Trotz des Streits fand Khan die Szene urkomisch. Monica und Bret saßen am Tisch und schienen bereit, sich gegenseitig umzubringen. Anastasia und Luther hatten sich geweigert, sich zu setzen, und versuchten mit vorsichtigen Blicken, dem Schmutz in der Umgebung auszuweichen. Anastasia hielt sich außerdem ein Taschentuch vor die Nase, in der Hoffnung, dass es den allgemeinen Gestank abhalten würde.
„Ich habe mich nur mit ihr unterhalten und mich vergewissert, dass sie die Richtige für dich ist“, log Bret unverfroren. „Sie hat meine Zustimmung.“
Monicas Wut verflog augenblicklich.

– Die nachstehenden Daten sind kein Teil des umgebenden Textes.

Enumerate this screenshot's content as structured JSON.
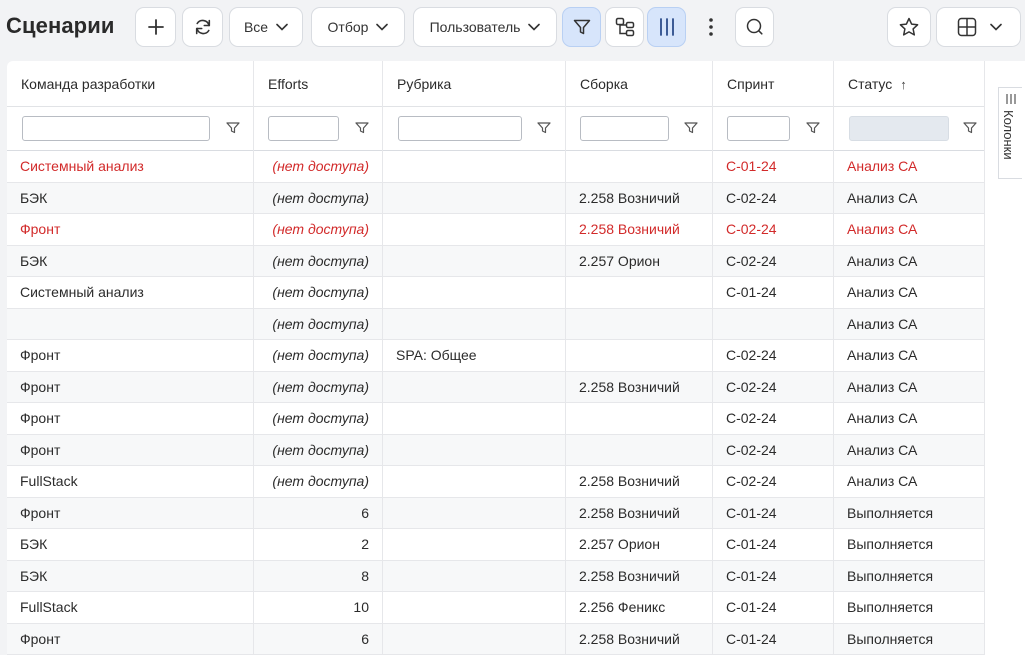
{
  "page": {
    "title": "Сценарии"
  },
  "toolbar": {
    "filter_all": "Все",
    "filter_selection": "Отбор",
    "filter_user": "Пользователь"
  },
  "icons": {
    "add": "plus-icon",
    "refresh": "refresh-icon",
    "filter": "filter-icon",
    "hierarchy": "hierarchy-icon",
    "columns": "columns-icon",
    "more": "more-vertical-icon",
    "search": "search-icon",
    "favorite": "star-icon",
    "layout": "table-layout-icon"
  },
  "colors": {
    "accent_bg": "#d7e5fb",
    "error_red": "#d22a2a"
  },
  "side_panel": {
    "columns_label": "Колонки"
  },
  "table": {
    "columns": [
      {
        "label": "Команда разработки"
      },
      {
        "label": "Efforts"
      },
      {
        "label": "Рубрика"
      },
      {
        "label": "Сборка"
      },
      {
        "label": "Спринт"
      },
      {
        "label": "Статус",
        "sort": "↑"
      }
    ],
    "rows": [
      {
        "team": "Системный анализ",
        "efforts": "(нет доступа)",
        "rubric": "",
        "build": "",
        "sprint": "С-01-24",
        "status": "Анализ СА",
        "highlight": true
      },
      {
        "team": "БЭК",
        "efforts": "(нет доступа)",
        "rubric": "",
        "build": "2.258 Возничий",
        "sprint": "С-02-24",
        "status": "Анализ СА",
        "highlight": false
      },
      {
        "team": "Фронт",
        "efforts": "(нет доступа)",
        "rubric": "",
        "build": "2.258 Возничий",
        "sprint": "С-02-24",
        "status": "Анализ СА",
        "highlight": true
      },
      {
        "team": "БЭК",
        "efforts": "(нет доступа)",
        "rubric": "",
        "build": "2.257 Орион",
        "sprint": "С-02-24",
        "status": "Анализ СА",
        "highlight": false
      },
      {
        "team": "Системный анализ",
        "efforts": "(нет доступа)",
        "rubric": "",
        "build": "",
        "sprint": "С-01-24",
        "status": "Анализ СА",
        "highlight": false
      },
      {
        "team": "",
        "efforts": "(нет доступа)",
        "rubric": "",
        "build": "",
        "sprint": "",
        "status": "Анализ СА",
        "highlight": false
      },
      {
        "team": "Фронт",
        "efforts": "(нет доступа)",
        "rubric": "SPA: Общее",
        "build": "",
        "sprint": "С-02-24",
        "status": "Анализ СА",
        "highlight": false
      },
      {
        "team": "Фронт",
        "efforts": "(нет доступа)",
        "rubric": "",
        "build": "2.258 Возничий",
        "sprint": "С-02-24",
        "status": "Анализ СА",
        "highlight": false
      },
      {
        "team": "Фронт",
        "efforts": "(нет доступа)",
        "rubric": "",
        "build": "",
        "sprint": "С-02-24",
        "status": "Анализ СА",
        "highlight": false
      },
      {
        "team": "Фронт",
        "efforts": "(нет доступа)",
        "rubric": "",
        "build": "",
        "sprint": "С-02-24",
        "status": "Анализ СА",
        "highlight": false
      },
      {
        "team": "FullStack",
        "efforts": "(нет доступа)",
        "rubric": "",
        "build": "2.258 Возничий",
        "sprint": "С-02-24",
        "status": "Анализ СА",
        "highlight": false
      },
      {
        "team": "Фронт",
        "efforts": "6",
        "rubric": "",
        "build": "2.258 Возничий",
        "sprint": "С-01-24",
        "status": "Выполняется",
        "highlight": false
      },
      {
        "team": "БЭК",
        "efforts": "2",
        "rubric": "",
        "build": "2.257 Орион",
        "sprint": "С-01-24",
        "status": "Выполняется",
        "highlight": false
      },
      {
        "team": "БЭК",
        "efforts": "8",
        "rubric": "",
        "build": "2.258 Возничий",
        "sprint": "С-01-24",
        "status": "Выполняется",
        "highlight": false
      },
      {
        "team": "FullStack",
        "efforts": "10",
        "rubric": "",
        "build": "2.256 Феникс",
        "sprint": "С-01-24",
        "status": "Выполняется",
        "highlight": false
      },
      {
        "team": "Фронт",
        "efforts": "6",
        "rubric": "",
        "build": "2.258 Возничий",
        "sprint": "С-01-24",
        "status": "Выполняется",
        "highlight": false
      }
    ]
  }
}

Sie richtete sich schnell auf, legte die Arme in die Hüften und brachte einen ungläubigen Laut von sich. „Wirklich?“
„Natürlich, natürlich“, sagte Bret und winkte ab. „Du kannst meinen Sohn heiraten. Er sieht glücklich mit dir aus.“
„Ich werde mein Bestes geben!“, versprach Monica und schenkte Khan ein strahlendes, aufgeregtes Lächeln.
„Ermutige ihn nicht“, sagte Khan. „Er ist ein größerer Schurke, als ich es je sein werde.“
„Du bist zu früh gegangen“, nickte Bret. „Ich hätte dir noch viel beibringen können.“
„Ich necke meine Verlobte schon genug“, versicherte Khan.
„Du kannst sie nicht ganz für dich allein haben“, beschwerte sich Bret.
„Das ist die Definition einer Verlobten“, wies Khan ihn zurecht, bevor er Anastasia zunickte. „Hier. Du kannst sie necken. Redet einfach über die Hochzeitsdetails, wenn ihr genug habt.“
Anastasia riss vor Schreck die Augen auf, und als sie ihren Mann ansah, wurde dieses Gefühl noch stärker.
Luther nickte mit derselben Ernsthaftigkeit, die er bei Geschäftstreffen an den Tag legte. Es war ihr nun unmöglich, dieser Situation zu entkommen.
Monica lächelte weiter, während Anastasia sich zu ihr an den Tisch setzte. Ihre gute Laune rührte hauptsächlich von Bret’s Zustimmung her, aber auch die langsamen und zögerlichen Bewegungen ihrer Mutter erfüllten sie mit einer gewissen Genugtuung. Endlich bekam sie die Quittung für ihre kalte und distanzierte Erziehung.
Luther ignorierte den Tisch und ging auf Khan zu. Sein Geschäftsmann-Gesicht sagte Khan alles, was er wissen musste, aber der Mann sprach trotzdem, um ihn zu beruhigen.
„Ich habe getan, was du verlangt hast, Prinz Khan“, erklärte Luther. „Die Familie Nognes wird meiner Fraktion eine großzügige Spende zukommen lassen.“
„Dann ist das erledigt“, murmelte Khan und nickte in Richtung Tisch. „Mach weiter. Du hast bestimmt auch eine Meinung zur Hochzeit.“
Luther hasste die schmutzige Umgebung genauso sehr wie seine Frau, aber nichts in seinem Verhalten verriet dieses Gefühl. Sobald Khan den Befehl gab, setzte er sich an den Tisch, schloss sich der Unterhaltung an und heizte Bret mit seinen Bemerkungen noch mehr an.
Khan musterte den Tisch und hatte für einen Moment das Gefühl, eine ganz normale Familie zu beobachten.
Die Atmosphäre war voller Unbehagen und Feindseligkeit, was völlig normal klang. Sein Vater, seine Verlobte und ihre Eltern gaben vor, sich gut zu verstehen, und zeigten Khan eine Seite des Lebens, die er noch nie erlebt hatte.
Dieser Moment hätte Khan fast zum Lächeln gebracht. Es war ein glücklicher Einblick in ein ansonsten chaotisches Leben voller Probleme. Trotzdem genoss er es in vollen Zügen, egal wie kurz es war. Das musste er auch, denn die nahe Zukunft war blutrot gefärbt.